Entenda como a franquia se tornou elemento de disputa na tal da guerra dos streamings

Salvador Nogueira
16.10.2020
11h00
Atualizada em
14.10.2020
12h35
Atualizada em 14.10.2020 às 12h35

A estreia mundial da terceira temporada de Star Trek: Discovery pela Netflix, nesta sexta-feira (um dia após sua exibição nos Estados Unidos e no Canadá), traz de volta o burburinho global em torno de uma das maiores sagas de ficção científica da televisão. Mas também ajuda a escancarar o misto de negociações tensas e confusões que marcam a exibição das novas séries de Star Trek pelo mundo afora. Onde elas estão (ou não)?

Nos Estados Unidos, o jogo é bem simples: todas as séries até agora produzidas desde 2017 foram para o serviço de streaming da CBS All Access, como forma de catapultá-lo de modo a ter alguma chance de competir com os grandões do filão.

Nesse pacote, já tivemos duas temporadas de Discovery, estrelada por Sonequa Martin-Green, duas de uma série de curtas chamada Short Treks, uma de Star Trek: Picard, que trouxe de volta Patrick Stewart ao papel que o consagrou, e uma da comédia de animação Lower Decks, criada por Mike McMahan, célebre por seu trabalho em Rick and Morty.

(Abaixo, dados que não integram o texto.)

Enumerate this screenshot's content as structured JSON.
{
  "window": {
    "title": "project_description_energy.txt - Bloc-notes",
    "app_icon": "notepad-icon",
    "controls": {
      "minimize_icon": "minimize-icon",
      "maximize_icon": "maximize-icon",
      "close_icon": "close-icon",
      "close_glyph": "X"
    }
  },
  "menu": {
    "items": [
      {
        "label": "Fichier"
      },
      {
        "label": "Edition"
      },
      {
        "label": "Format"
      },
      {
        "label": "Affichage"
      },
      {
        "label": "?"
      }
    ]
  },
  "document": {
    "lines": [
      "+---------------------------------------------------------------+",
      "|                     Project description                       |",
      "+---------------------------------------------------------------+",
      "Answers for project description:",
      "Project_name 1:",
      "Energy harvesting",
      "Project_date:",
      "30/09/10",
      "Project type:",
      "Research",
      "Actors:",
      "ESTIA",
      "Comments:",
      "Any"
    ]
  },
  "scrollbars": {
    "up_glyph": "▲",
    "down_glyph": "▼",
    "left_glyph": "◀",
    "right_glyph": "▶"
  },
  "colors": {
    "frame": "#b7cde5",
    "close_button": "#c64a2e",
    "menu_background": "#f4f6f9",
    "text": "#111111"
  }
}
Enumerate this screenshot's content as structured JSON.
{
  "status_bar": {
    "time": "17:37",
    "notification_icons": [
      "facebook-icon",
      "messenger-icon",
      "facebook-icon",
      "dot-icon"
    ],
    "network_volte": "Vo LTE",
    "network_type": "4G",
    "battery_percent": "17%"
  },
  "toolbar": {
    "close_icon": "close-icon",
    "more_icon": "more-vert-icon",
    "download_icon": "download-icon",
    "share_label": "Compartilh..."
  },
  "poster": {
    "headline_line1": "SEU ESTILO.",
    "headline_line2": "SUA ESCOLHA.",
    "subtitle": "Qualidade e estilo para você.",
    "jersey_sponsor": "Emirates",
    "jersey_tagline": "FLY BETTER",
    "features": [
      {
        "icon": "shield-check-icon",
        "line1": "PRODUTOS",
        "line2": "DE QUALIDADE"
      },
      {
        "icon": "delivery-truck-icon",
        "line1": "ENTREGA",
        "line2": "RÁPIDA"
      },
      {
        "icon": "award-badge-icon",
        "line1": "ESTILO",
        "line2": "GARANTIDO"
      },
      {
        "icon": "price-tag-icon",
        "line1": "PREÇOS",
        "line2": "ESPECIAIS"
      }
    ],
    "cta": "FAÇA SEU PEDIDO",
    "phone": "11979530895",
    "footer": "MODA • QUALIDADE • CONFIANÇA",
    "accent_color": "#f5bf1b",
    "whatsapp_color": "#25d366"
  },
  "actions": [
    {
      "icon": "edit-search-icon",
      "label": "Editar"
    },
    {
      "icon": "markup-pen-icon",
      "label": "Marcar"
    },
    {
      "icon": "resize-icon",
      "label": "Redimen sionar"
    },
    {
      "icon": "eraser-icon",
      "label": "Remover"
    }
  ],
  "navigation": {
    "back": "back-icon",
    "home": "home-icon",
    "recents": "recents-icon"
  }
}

Hoje está claro que o chamado Star Trek Universe vai de vento em popa, capitaneado pelo produtor executivo Alex Kurtzman (o equivalente para Trek do que o Greg Berlanti é para o Arrowverse, para fazer uma comparação que faça sentido), e segue em franca expansão. Além das séries já lançadas, estão na fila para estreia Strange New Worlds, que trará as aventuras da Enterprise sob a tutela do capitão Christopher Pike (Anson Mount), sua misteriosa primeira oficial (Rebecca Romijn) e um jovem oficial de ciências chamado Spock (Ethan Peck), tudo isso anos antes que o capitão James T. Kirk assumisse o comando da famosa nave, e uma animação jovem em 3D dos irmãos Dan e Kevin Hageman (Trollhunters), chamada Prodigy, que trará de volta Kate Mulgrew (Orange is the New Black) como a capitão Kathryn Janeway, papel que encarnou entre 1995 e 2001 em Star Trek: Voyager. Como exceção à regra, esta série vai nos Estados Unidos para o canal Nickelodeon, já que seu objetivo principal é atrair jovens fãs para a saga (em vez de usar Star Trek como isca para levar mais assinantes ao CBS All Access).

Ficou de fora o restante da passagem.